By Geoff Brumfiel of Nature magazine
Without fanfare, astronomers have redefined one of the most important distances in the Solar System. The astronomical unit (au) — the rough distance from the Earth to the Sun — has been transformed from a confusing calculation into a single number. The new standard, adopted in August by unanimous vote at the International Astronomical Union's meeting in Beijing, China, is now 149,597,870,700 meters — no more, no less.
The effect on our planet’s inhabitants will be limited. The Earth will continue to twirl around the Sun, and in the Northern Hemisphere, autumn will soon arrive. But for astronomers, the change means more precise measurements and fewer headaches from explaining the au to their students.
The distance between the Earth and the Sun is one of the most long-standing values in astronomy. The first precise measurement was made in 1672 by the famed astronomer Giovanni Cassini, who observed Mars from Paris, France, while his colleague Jean Richer observed the planet from French Guiana in South America. Taking the parallax, or angular difference, between the two observations, the astronomers calculated the distance from Earth to Mars and used that to find the distance from the Earth to the Sun. Their answer was 140 million kilometers — not far off from today’s value.
Until the last half of the twentieth century, such parallax measurements were the only reliable way to derive distances in the Solar System, and so the au continued to be expressed as a combination of fundamental constants that could transform angular measurements into distance. Most recently, the au was defined as (take a deep breath): “the radius of an unperturbed circular Newtonian orbit about the Sun of a particle having infinitesimal mass, moving with a mean motion of 0.01720209895 radians per day (known as the Gaussian constant)”.
The definition cheered fans of German mathematician Carl Friedrich Gauss, whose constant sits at the heart of the whole affair, but it caused trouble for astronomers. For one thing, it left introductory astronomy students completely baffled, says Sergei Klioner, an astronomer at the Technical University of Dresden in Germany. But, more importantly, the old definition clashed with Einstein’s general theory of relativity.
As its name implies, general relativity makes space-time relative, depending on where an observer is located. The au, as formerly defined, changed as well. It shifted by a thousand meters or more between Earth’s reference frame and that of Jupiter’s, according to Klioner. That shift did not affect spacecraft, which measure distance directly, but it has been a pain for planetary scientists working on Solar System models.

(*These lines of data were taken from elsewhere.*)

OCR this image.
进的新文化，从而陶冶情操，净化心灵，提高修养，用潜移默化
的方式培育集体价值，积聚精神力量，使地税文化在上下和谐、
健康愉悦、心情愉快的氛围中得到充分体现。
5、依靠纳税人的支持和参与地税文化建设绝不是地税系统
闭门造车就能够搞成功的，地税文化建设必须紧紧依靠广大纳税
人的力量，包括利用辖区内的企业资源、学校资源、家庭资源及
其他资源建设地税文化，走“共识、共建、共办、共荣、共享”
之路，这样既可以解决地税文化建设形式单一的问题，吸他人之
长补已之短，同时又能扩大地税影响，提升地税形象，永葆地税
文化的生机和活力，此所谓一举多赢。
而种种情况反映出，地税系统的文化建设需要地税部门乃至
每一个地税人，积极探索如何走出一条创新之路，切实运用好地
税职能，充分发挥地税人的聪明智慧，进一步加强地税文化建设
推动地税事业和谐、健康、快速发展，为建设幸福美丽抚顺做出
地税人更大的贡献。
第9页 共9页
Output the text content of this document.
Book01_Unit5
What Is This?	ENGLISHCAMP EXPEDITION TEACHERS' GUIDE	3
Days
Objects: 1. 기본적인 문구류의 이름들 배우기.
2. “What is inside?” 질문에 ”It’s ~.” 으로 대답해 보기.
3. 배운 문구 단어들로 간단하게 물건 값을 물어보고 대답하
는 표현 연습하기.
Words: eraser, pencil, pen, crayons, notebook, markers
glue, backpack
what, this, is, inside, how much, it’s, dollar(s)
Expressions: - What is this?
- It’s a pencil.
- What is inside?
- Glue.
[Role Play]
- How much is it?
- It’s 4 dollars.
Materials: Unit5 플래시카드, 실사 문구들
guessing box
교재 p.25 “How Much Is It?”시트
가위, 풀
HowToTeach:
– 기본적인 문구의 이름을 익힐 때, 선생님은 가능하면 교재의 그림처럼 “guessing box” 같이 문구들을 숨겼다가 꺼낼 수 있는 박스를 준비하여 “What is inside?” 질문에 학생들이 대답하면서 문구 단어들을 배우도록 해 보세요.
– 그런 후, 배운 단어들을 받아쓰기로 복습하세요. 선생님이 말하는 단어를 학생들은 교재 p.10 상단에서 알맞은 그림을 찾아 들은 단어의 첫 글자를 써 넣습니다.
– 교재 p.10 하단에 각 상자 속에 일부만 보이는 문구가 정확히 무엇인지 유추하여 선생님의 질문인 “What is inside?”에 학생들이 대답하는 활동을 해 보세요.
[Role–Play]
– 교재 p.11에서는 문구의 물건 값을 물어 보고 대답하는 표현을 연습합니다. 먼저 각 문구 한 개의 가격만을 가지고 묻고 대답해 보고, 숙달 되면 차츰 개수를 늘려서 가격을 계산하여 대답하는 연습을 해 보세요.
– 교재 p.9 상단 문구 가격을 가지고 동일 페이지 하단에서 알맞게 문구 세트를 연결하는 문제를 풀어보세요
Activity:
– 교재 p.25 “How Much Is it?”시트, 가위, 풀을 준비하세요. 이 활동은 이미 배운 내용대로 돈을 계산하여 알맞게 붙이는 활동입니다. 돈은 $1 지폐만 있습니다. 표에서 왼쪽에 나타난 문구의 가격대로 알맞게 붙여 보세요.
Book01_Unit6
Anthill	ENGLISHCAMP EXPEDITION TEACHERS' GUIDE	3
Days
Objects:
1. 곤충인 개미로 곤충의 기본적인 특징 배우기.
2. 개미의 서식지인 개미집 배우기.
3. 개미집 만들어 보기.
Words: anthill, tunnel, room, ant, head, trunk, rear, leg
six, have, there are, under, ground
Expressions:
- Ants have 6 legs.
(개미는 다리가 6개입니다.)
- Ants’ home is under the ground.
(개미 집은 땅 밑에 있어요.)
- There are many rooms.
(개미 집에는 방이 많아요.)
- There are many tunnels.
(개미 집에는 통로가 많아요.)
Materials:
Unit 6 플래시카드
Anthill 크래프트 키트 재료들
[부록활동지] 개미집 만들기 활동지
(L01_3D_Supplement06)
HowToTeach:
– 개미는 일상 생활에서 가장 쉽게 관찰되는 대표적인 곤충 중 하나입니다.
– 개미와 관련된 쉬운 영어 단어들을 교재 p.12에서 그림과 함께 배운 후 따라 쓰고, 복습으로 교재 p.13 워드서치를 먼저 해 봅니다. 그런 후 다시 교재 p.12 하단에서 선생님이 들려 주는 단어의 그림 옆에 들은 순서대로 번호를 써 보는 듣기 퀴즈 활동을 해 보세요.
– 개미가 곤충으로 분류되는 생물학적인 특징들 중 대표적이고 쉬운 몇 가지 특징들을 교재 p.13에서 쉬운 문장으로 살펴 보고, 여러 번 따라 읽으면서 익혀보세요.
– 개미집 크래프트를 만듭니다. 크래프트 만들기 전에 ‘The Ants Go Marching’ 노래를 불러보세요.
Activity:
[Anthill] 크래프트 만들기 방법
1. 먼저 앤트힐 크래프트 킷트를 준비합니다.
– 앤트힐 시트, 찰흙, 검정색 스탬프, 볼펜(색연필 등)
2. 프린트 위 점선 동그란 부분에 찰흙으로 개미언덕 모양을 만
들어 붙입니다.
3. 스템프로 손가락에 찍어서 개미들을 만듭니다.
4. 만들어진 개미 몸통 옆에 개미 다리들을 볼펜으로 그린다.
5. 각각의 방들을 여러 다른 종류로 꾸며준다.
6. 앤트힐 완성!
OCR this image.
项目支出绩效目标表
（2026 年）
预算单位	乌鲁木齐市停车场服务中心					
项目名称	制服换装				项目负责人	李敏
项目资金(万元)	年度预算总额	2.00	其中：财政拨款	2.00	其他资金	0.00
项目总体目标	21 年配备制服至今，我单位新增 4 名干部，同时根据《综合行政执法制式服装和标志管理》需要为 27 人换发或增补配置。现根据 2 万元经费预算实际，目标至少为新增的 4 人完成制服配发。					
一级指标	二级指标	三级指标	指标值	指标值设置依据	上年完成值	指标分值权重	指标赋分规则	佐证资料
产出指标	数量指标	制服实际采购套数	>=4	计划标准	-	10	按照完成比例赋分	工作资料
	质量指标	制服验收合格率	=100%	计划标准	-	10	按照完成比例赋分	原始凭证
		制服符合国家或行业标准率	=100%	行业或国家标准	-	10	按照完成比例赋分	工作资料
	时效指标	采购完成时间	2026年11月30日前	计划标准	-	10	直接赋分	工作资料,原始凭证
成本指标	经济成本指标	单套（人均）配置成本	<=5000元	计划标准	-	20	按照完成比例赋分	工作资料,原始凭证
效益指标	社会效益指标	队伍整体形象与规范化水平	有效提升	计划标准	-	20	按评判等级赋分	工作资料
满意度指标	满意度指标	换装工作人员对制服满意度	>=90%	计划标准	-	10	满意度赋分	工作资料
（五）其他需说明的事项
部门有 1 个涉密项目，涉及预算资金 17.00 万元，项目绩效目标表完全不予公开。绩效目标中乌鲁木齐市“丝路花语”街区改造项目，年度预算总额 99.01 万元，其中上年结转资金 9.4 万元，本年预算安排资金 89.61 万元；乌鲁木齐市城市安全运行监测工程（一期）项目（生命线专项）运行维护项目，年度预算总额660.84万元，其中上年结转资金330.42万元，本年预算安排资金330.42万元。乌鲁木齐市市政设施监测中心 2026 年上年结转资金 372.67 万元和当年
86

The Sun posed another problem. The Gaussian constant is based on Solar mass, so the au was inextricably tied to the mass of the Sun. But the Sun is losing mass as it radiates energy, and this was causing the au to change slowly as well.
The revised definition wipes away the problems of the old au. A fixed distance has nothing to do with the Sun’s mass, and the meter is defined as the distance traveled by light in a vacuum in 1 / 299,792,458 of a second. Because the speed of light is constant in all reference frames, the au will no longer change depending on an observer’s location in the Solar System.
Redefining the au has been possible for decades — modern astronomers can use spacecraft, radars and lasers to make direct measurements of distance. But “some of them thought it was a little bit dangerous to change something,” says Nicole Capitaine, an astronomer at the Paris Observatory in France. Some feared the change might disrupt their computer programs, others held a sentimental attachment to the old standard. But after years of lobbying by Capitaine, Klioner and others, the revised unit has finally been adopted.